1
Alexis
5 weeks earlier
“What if it all goes wrong?”
My sister Sascha’s forehead was lined with concern, and her eyes were wide.
I patted her shoulder. “It’ll be fine,” I said, even though my stomach was twisting nervously.
Today, we were meeting with our estranged grandparents. Estranged probably wasn’t the right word for it, though. Complete strangers was a more apt term.
They were my mother’s parents, and they hadn’t seen her since she was fifteen years old, which meant we’d never met them. They knew we existed, because my mother had sent them brief letters about us when we were born, but that was it. We’d never heard from them, and they’d never tried to see us.

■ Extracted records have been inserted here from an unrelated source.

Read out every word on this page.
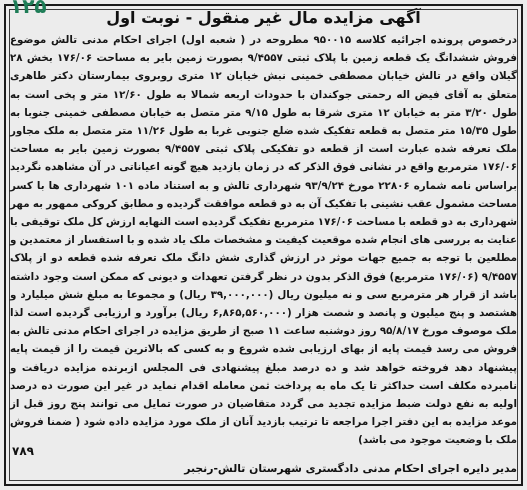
۱۲۵	آگهی مزایده مال غیر منقول - نوبت اول
درخصوص پرونده اجرائیه کلاسه ۹۵۰۰۱۵ مطروحه در ( شعبه اول) اجرای احکام مدنی تالش موضوع فروش ششدانگ یک قطعه زمین با پلاک ثبتی ۹/۴۵۵۷ بصورت زمین بایر به مساحت ۱۷۶/۰۶ بخش ۲۸ گیلان واقع در تالش خیابان مصطفی خمینی نبش خیابان ۱۲ متری روبروی بیمارستان دکتر طاهری متعلق به آقای فیض اله رحمتی جوکندان با حدودات اربعه شمالا به طول ۱۲/۶۰ متر و پخی است به طول ۳/۲۰ متر به خیابان ۱۲ متری شرقا به طول ۹/۱۵ متر متصل به خیابان مصطفی خمینی جنوبا به طول ۱۵/۳۵ متر متصل به قطعه تفکیک شده ضلع جنوبی غربا به طول ۱۱/۲۶ متر متصل به ملک مجاور ملک تعرفه شده عبارت است از قطعه دو تفکیکی پلاک ثبتی ۹/۴۵۵۷ بصورت زمین بایر به مساحت ۱۷۶/۰۶ مترمربع واقع در نشانی فوق الذکر که در زمان بازدید هیچ گونه اعیاناتی در آن مشاهده نگردید براساس نامه شماره ۲۲۸۰۶ مورخ ۹۳/۹/۲۴ شهرداری تالش و به استناد ماده ۱۰۱ شهرداری ها با کسر مساحت مشمول عقب نشینی با تفکیک آن به دو قطعه موافقت گردیده و مطابق کروکی ممهور به مهر شهرداری به دو قطعه با مساحت ۱۷۶/۰۶ مترمربع تفکیک گردیده است النهایه ارزش کل ملک توقیفی با عنایت به بررسی های انجام شده موقعیت کیفیت و مشخصات ملک یاد شده و با استفسار از معتمدین و مطلعین با توجه به جمیع جهات موثر در ارزش گذاری شش دانگ ملک تعرفه شده قطعه دو از پلاک ۹/۴۵۵۷ (۱۷۶/۰۶ مترمربع) فوق الذکر بدون در نظر گرفتن تعهدات و دیونی که ممکن است وجود داشته باشد از قرار هر مترمربع سی و نه میلیون ریال (۳۹,۰۰۰,۰۰۰ ریال) و مجموعا به مبلغ شش میلیارد و هشتصد و پنج میلیون و پانصد و شصت هزار (۶,۸۶۵,۵۶۰,۰۰۰ ریال) برآورد و ارزیابی گردیده است لذا ملک موصوف مورخ ۹۵/۸/۱۷ روز دوشنبه ساعت ۱۱ صبح از طریق مزایده در اجرای احکام مدنی تالش به فروش می رسد قیمت پایه از بهای ارزیابی شده شروع و به کسی که بالاترین قیمت را از قیمت پایه پیشنهاد دهد فروخته خواهد شد و ده درصد مبلغ پیشنهادی فی المجلس ازبرنده مزایده دریافت و نامبرده مکلف است حداکثر تا یک ماه به پرداخت ثمن معامله اقدام نماید در غیر این صورت ده درصد اولیه به نفع دولت ضبط مزایده تجدید می گردد متقاضیان در صورت تمایل می توانند پنج روز قبل از موعد مزایده به این دفتر اجرا مراجعه تا ترتیب بازدید آنان از ملک مورد مزایده داده شود ( ضمنا فروش ملک با وضعیت موجود می باشد)
۷۸۹
مدیر دایره اجرای احکام مدنی دادگستری شهرستان تالش-رنجبر
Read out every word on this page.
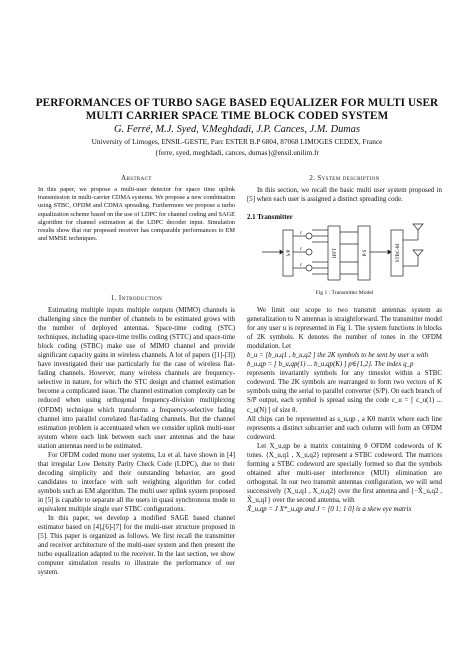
PERFORMANCES OF TURBO SAGE BASED EQUALIZER FOR MULTI USER
MULTI CARRIER SPACE TIME BLOCK CODED SYSTEM
G. Ferré, M.J. Syed, V.Meghdadi, J.P. Cances, J.M. Dumas
University of Limoges, ENSIL-GESTE, Parc ESTER B.P 6804, 87068 LIMOGES CEDEX, France
{ferre, syed, meghdadi, cances, dumas}@ensil.unilim.fr
Abstract
In this paper, we propose a multi-user detector for space time uplink transmission in multi-carrier CDMA systems. We propose a new combination using STBC, OFDM and CDMA spreading. Furthermore we propose a turbo equalization scheme based on the use of LDPC for channel coding and SAGE algorithm for channel estimation at the LDPC decoder input. Simulation results show that our proposed receiver has comparable performances to EM and MMSE techniques.
1. Introduction

Estimating multiple inputs multiple outputs (MIMO) channels is challenging since the number of channels to be estimated grows with the number of deployed antennas. Space-time coding (STC) techniques, including space-time trellis coding (STTC) and space-time block coding (STBC) make use of MIMO channel and provide significant capacity gains in wireless channels. A lot of papers ([1]-[3]) have investigated their use particularly for the case of wireless flat-fading channels. However, many wireless channels are frequency-selective in nature, for which the STC design and channel estimation become a complicated issue. The channel estimation complexity can be reduced when using orthogonal frequency-division multiplexing (OFDM) technique which transforms a frequency-selective fading channel into parallel correlated flat-fading channels. But the channel estimation problem is accentuated when we consider uplink multi-user system where each link between each user antennas and the base station antennas need to be estimated.

For OFDM coded mono user systems, Lu et al. have shown in [4] that irregular Low Density Parity Check Code (LDPC), due to their decoding simplicity and their outstanding behavior, are good candidates to interface with soft weighting algorithm for coded symbols such as EM algorithm. The multi user uplink system proposed in [5] is capable to separate all the users in quasi synchronous mode to equivalent multiple single user STBC configurations.

In this paper, we develop a modified SAGE based channel estimator based on [4],[6]-[7] for the multi-user structure proposed in [5]. This paper is organized as follows. We first recall the transmitter and receiver architecture of the multi-user system and then present the turbo equalization adapted to the receiver. In the last section, we show computer simulation results to illustrate the performance of our system.

2. System description

In this section, we recall the basic multi user system proposed in [5] when each user is assigned a distinct spreading code.

2.1 Transmitter
S/P	IFFT	P/S	STBC-M
c
c
c
Fig 1 : Transmitter Model

We limit our scope to two transmit antennas system as generalization to N antennas is straightforward. The transmitter model for any user u is represented in Fig 1. The system functions in blocks of 2K symbols. K denotes the number of tones in the OFDM modulation. Let

b_u = [b_u,q1 , b_u,q2 ] the 2K symbols to be sent by user u with
b_u,qp = [ b_u,qp(1) ... b_u,qp(K) ] p∈{1,2}. The index q_p

represents invariantly symbols for any timeslot within a STBC codeword. The 2K symbols are rearranged to form two vectors of K symbols using the serial to parallel converter (S/P). On each branch of S/P output, each symbol is spread using the code c_u = [ c_u(1) ... c_u(N) ] of size θ.

All chips can be represented as s_u,qp , a Kθ matrix where each line represents a distinct subcarrier and each column will form an OFDM codeword.

Let X_u,qp be a matrix containing θ OFDM codewords of K tones. {X_u,q1 , X_u,q2} represent a STBC codeword. The matrices forming a STBC codeword are specially formed so that the symbols obtained after multi-user interference (MUI) elimination are orthogonal. In our two transmit antennas configuration, we will send successively {X_u,q1 , X_u,q2} over the first antenna and {−X̃_u,q2 , X̃_u,q1} over the second antenna, with

X̃_u,qp = J X*_u,qp and J = [0 1; 1 0] is a skew eye matrix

The two of them came from ‘respectable’ families on Avalon Island—which meant old money—and they’d tried to raise their three children in the same manner they were accustomed to. For my mom, that meant they were overbearing, far too strict, and massively controlling.
Her siblings seemed to receive much better treatment than her, and her parents constantly gaslighted her into believing it was her own fault. She was a problem child, they said, and that meant she deserved all the ridiculously over-the-top rules, curfews, and bans from having friends outside of their ‘appropriate’ social circles.
When she was fifteen, she couldn’t take it anymore, and she ran away in the middle of the night. Her parents barely even looked for her. They asked around for a few days, and then they cut off her access to any of their credit cards and told everyone they knew that she was simply having a ‘wild phase’.
That so-called wild phase lasted forever.
Mom floated between friends’ houses for a few months, essentially homeless, and she switched herself to a public school, seeing as her parents refused to pay for her elite prep school anymore. When she was sixteen, she moved in with a close friend she made at that school—Peter Covington. He and his family loved her like she was their own, and she thrived under their roof. She received good grades in her senior year and was accepted into a small art school in Avalon City, and Peter got into a journalism program at Blackthorne University.
By then, the two of them were no longer friends. They’d fallen in love. They finished their education, got married, and moved to Thunder Bay, where they had Sascha and me.
Thunder Bay was a nice little town on the southeast of the island, solidly middle-class and well away from Mom’s stiff parents, and we had an idyllic childhood there.
Until we didn’t.
When I was nine and Sascha was twelve, we were forced to flee the island with our mother. Our father had been accused of the most heinous crime ever committed on the island, and that made all of us persona non grata.
People didn’t care that my sister and I were just kids. They didn’t care if we thought he was innocent. To them, we were just the relatives of the Blackthorne Butcher, and that meant we were guilty by association. As if the desire to murder was contagious, and we might snap at any moment and follow in our father’s footsteps.
It was so bad that we had to change our names to avoid the constant media hounding and death threats from random people, even after we moved to the mainland. My name used to be Alexandra Covington, but from the age of nine onwards it was Alexis Livingston.
Sascha—who used to be Sarah—and I spent the rest of our childhoods in northern California, hundreds of miles away from Avalon Island and its hateful citizens.
Now we were back.
Mom thought we were crazy for wanting to return, but we had our reasons. Besides, it had been ten years since all the shit with our dad went down. No one would recognize us. Especially with our dyed hair and different names.
Sascha kept fretting. “I bet they’ll hate us.”
“Stop,” I said, holding up a palm. “They wouldn’t have agreed to meet us today unless they wanted to get to know us, right?”
“I guess so. But what if they think we’re too much like Dad?”
My lips tightened. “Would that really be the worst thing?”
“Sorry,” she muttered. “I didn’t mean it like that. I just meant—”
I sighed and cut her off. “It’s fine. I get it. But don’t worry. I’m sure everything will be fine.”
“I hope so,” she said gloomily.
I raised a brow. “This was your idea, remember? We can cancel if you don’t want to do it.”